Immediately after this @echo off line, you should probably add this line:

SETLOCAL

This makes sure that any variables that are set by this batch file do not permanently overwrite any environment variables with the same name that might have already existed for other reasons.

Following the next set of comments you'll see the (uncommented) lines that check whether the %JAVA_HOME% environment variable is already set, and kill the batch file if it isn't. See the "Finding and Setting JAVA_HOME" page on this wiki for detailed steps to check the variable, and to find the right value to use if it isn't set.

If %JAVA_HOME% is not currently set, you have two options:

  1. Permanently add the definition to your environment variables. (See, for example, How to set the path and environment variables in Windows, by ComputerHope.com). In this case you don't need to make any changes to the %JAVA_HOME% test in the batch file.
  2. Replace these lines in the batch file:
    if not defined JAVA_HOME (
    echo The JAVA_HOME environment variable is not set.
    goto END
    )
with something like this line:
    set JAVA_HOME="C:\Program Files\Java"
where you replace C:\Program Files\Java with the actual location of your Java home directory. Note that there should be no spaces around the "="; and the double quotes are not necessary in the set JAVA_HOME line if your path does not contain embedded blanks.

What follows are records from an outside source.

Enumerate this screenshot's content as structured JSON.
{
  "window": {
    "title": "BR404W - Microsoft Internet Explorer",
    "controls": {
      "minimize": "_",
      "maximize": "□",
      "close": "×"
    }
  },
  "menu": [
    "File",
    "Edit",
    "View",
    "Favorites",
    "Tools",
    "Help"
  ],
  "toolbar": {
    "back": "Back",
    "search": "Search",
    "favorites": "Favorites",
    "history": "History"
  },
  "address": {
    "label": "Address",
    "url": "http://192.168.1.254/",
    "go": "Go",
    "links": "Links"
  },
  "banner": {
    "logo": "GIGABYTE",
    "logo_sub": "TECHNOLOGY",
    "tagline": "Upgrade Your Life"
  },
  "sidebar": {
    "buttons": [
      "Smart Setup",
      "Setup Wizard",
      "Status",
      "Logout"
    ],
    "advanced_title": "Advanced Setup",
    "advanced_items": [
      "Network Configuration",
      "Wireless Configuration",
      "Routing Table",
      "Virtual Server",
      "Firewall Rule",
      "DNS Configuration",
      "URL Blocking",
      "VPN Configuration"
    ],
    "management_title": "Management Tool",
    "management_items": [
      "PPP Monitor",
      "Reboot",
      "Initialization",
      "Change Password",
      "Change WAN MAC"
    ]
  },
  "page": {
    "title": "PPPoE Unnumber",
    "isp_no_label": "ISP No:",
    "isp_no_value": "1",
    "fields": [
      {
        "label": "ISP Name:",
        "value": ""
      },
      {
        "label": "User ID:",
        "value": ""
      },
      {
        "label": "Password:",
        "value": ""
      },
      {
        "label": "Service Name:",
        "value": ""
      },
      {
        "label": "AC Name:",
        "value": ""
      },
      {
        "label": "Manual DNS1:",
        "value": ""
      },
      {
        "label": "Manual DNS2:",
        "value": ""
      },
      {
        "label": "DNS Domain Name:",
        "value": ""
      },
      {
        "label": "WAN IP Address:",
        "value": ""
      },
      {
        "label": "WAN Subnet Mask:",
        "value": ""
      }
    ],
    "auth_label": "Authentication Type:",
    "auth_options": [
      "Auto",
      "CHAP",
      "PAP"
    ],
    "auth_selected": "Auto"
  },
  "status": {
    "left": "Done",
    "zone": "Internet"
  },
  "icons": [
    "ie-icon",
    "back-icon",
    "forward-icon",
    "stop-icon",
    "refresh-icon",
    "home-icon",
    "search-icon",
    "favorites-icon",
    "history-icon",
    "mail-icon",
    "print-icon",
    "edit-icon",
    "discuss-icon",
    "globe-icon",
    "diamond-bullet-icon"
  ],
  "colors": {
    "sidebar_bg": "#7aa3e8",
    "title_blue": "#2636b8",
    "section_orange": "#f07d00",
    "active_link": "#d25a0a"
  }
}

Finally, the last executable line in the batch file before the :END statement looks like this:

"%JAVA_HOME%"\bin\java -Xms256m -Xmx1024m -jar "%VALIDATE_JAR%" %*

Remove the quotes from around %JAVA_HOME%. If the quotes were needed to set the value, then they are already part of the string and the additional quotes will cause a syntax error.

N.B.: Paths with embedded blanks missing quotes and extra sets of quotes can cause failures, frequently with messages about unexpected information or invalid paths. If you see that sort of message when you test the batch file, comment out the @echo off line so you can see exactly where the script is failing, and you may have to add or remove quotes on that line or an earlier line to adjust for the actual paths in your environment.

Linux validate script

If you $JAVA_HOME environment variable is not already set, the script will exist without invoking Validate. See the "Finding and Setting JAVA_HOME" page on this wiki for gory details on determining the right value to set and how to set it in your environment. Note that the validate script is written to be run in the Bourne shell, so use Bourne shell syntax to set $JAVA_HOME in the script regardless of what your login shell is. So if you prefer to set %JAVA_HOME in the script, replace these lines:

    if [ -z "${JAVA_HOME}" ]; then
        echo "The JAVA_HOME environment variable is not set." 1>&2
        exit 1
    fi

with something like this line:

    JAVA_HOME=/usr/lib/jvm/java-1.8.0-openjdk-1.8.0.131-2.b11.el7_3.x86_64/jre

where /usr/lib/jvm/java-1.8.0-openjdk-1.8.0.131-2.b11.el7_3.x86_64/jre should be replaced with your actual Java home directory. Alternately, if you have a handy little java_home script installed (see Finding and Setting JAVA_HOME), this will also work:

    JAVA_HOME=`java_home`

If you're planning to link the validate script into an bin/ directory (as opposed to adding a new element to you $PATH to access this one executable), you'll need to edit a couple more lines in the validate wrapper script. The script crawls the local directory tree to find related lib/ directory using system functions, but that doesn't quite work of the script was invoked via a link. So in this case, replace these lines:

    SCRIPT_DIR=`dirname $0`
    PARENT_DIR=`cd ${SCRIPT_DIR}/.. && pwd`

with something like these lines:

    PARENT_DIR=/usr/share/pds4tools/validate/validate-1.11.0
    SCRIPT_DIR=${PARENT_DIR}/bin

where you should replace /usr/share/pds4tools/validate/validate-1.11.0 with the absolute path to your installed validate tree (the directory containing the bin/ and lib/ subdirectories). Also note the inverted order of the definitions.

Finally, make sure the validate script is executable.